Carbon emissions: Beyond fossil fuels

So carbon emissions are created when we burn fossil fuels, but that’s not the whole story. Activities that are often less prescient to many of us on a day-to-day basis have huge emissions, too. Land use changes – mainly deforestation in the Amazon, Borneo and many other tropic areas – account for almost 10 percent of global greenhouse gases. It’s sort of a matter of addition by subtraction; more carbon emissions stay in the atmosphere as deforestation occurs, since trees and other plant life absorb carbon dioxide as they grow.

Livestock are also becoming a larger player in greenhouse gas consideration; though they tend to supply more methane than anything, they still merit mention here. How do cows play in to this, you ask? Two words: Enteric fermentation. This is the process like cows that takes place in the digestive systems of ruminants; without getting too deep into the microbiology behind it (you can learn more from Wikipedia), basically, it results in an excess of methane being debarred from the animal. That’s right: Cow burps and farts, as well as the decomposition of their poo, are serious contributors to greenhouse gases. Agricultural by products essentially account for more than 10 percent of all greenhouse gas emissions — and that’s more than results from residential sources.

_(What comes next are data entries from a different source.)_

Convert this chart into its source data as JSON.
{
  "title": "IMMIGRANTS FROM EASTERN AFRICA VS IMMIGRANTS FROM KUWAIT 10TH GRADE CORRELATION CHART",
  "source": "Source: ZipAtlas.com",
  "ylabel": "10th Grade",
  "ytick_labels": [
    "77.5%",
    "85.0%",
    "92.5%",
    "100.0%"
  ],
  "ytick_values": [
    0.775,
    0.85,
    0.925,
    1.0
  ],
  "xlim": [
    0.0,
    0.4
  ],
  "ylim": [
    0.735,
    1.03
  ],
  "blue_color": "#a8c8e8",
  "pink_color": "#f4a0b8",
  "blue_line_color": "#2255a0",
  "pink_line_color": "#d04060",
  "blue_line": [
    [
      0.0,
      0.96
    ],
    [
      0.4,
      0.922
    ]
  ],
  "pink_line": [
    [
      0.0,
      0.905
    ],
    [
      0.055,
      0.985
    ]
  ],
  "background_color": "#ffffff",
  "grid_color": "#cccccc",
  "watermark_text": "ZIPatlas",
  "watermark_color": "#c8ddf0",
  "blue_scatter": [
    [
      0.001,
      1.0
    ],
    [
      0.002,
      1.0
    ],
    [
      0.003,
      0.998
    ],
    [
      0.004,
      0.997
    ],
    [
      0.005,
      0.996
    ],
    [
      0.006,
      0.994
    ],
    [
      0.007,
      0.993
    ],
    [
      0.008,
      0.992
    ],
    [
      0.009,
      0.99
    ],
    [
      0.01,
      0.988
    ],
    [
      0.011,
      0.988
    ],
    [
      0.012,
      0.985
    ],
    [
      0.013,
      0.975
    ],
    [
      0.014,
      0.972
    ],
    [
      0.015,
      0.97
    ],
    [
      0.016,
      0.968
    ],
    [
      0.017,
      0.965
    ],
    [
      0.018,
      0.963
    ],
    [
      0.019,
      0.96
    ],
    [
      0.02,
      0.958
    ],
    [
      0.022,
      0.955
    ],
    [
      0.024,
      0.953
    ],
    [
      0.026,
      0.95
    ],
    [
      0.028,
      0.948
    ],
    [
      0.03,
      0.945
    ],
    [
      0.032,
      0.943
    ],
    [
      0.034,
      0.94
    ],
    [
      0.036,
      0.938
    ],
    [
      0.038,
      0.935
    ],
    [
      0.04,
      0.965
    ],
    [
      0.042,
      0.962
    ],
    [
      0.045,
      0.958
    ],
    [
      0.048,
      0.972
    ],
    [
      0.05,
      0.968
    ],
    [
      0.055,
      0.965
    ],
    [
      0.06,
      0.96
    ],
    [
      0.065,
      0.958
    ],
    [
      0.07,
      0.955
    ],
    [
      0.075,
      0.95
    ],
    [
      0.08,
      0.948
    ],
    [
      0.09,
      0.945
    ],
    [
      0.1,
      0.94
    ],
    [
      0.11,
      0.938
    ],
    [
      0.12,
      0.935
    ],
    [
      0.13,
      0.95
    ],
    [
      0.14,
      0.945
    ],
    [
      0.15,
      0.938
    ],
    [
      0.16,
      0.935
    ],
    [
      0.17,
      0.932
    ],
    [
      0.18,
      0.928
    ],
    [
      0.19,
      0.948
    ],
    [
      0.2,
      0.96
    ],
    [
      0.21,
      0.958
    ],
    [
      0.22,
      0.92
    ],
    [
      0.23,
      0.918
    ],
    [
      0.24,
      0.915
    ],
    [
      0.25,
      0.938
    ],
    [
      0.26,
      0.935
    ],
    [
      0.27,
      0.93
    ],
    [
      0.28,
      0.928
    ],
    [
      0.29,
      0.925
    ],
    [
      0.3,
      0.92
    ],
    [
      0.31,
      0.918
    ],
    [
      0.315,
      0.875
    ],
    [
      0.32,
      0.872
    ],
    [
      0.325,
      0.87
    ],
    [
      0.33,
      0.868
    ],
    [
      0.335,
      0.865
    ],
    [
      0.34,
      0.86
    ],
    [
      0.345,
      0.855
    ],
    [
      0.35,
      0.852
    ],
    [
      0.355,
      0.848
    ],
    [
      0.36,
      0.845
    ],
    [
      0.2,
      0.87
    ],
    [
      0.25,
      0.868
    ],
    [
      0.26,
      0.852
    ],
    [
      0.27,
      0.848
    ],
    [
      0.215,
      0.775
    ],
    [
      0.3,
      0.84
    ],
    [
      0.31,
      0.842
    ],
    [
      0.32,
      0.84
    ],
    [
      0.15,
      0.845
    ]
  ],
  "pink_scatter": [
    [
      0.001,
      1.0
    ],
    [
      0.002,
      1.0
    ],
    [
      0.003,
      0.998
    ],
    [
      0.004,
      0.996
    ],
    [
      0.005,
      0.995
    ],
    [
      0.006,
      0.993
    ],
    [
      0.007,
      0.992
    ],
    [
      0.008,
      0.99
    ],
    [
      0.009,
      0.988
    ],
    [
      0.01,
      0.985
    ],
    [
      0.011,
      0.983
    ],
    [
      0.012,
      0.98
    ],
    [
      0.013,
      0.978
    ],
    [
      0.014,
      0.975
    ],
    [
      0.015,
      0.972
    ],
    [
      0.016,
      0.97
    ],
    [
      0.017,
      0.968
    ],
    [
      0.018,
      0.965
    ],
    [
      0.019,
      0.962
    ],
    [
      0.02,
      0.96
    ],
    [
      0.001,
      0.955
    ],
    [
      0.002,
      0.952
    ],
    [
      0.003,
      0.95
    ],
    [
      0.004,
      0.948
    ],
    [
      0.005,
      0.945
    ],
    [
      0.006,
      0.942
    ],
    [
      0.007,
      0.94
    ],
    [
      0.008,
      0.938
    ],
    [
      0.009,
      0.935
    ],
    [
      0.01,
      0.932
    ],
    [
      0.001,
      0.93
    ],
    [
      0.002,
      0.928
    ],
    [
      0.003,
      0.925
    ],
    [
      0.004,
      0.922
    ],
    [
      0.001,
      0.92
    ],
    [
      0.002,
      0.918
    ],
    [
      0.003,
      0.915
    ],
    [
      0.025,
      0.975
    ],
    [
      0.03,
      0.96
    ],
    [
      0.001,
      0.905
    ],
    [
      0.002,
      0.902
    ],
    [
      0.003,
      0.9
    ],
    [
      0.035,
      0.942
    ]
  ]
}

Carbon emissions: Reducing

Finally, how to reduce your carbon emissions? As an Americans your carbon footprint – the measurement used to estimate your personal carbon emissions – is about 20 tons. If you want to cut that number in half, follow my next posting about how to reduce carbon emissions and you will have lost 10 tons in what seems like no time flat.

Another articles by Johan Young you may interest in reading: Volkswagen Hybrid, Hybrid Automobiles, Electric Hybrid Car, and Saturn Vue Hybrid.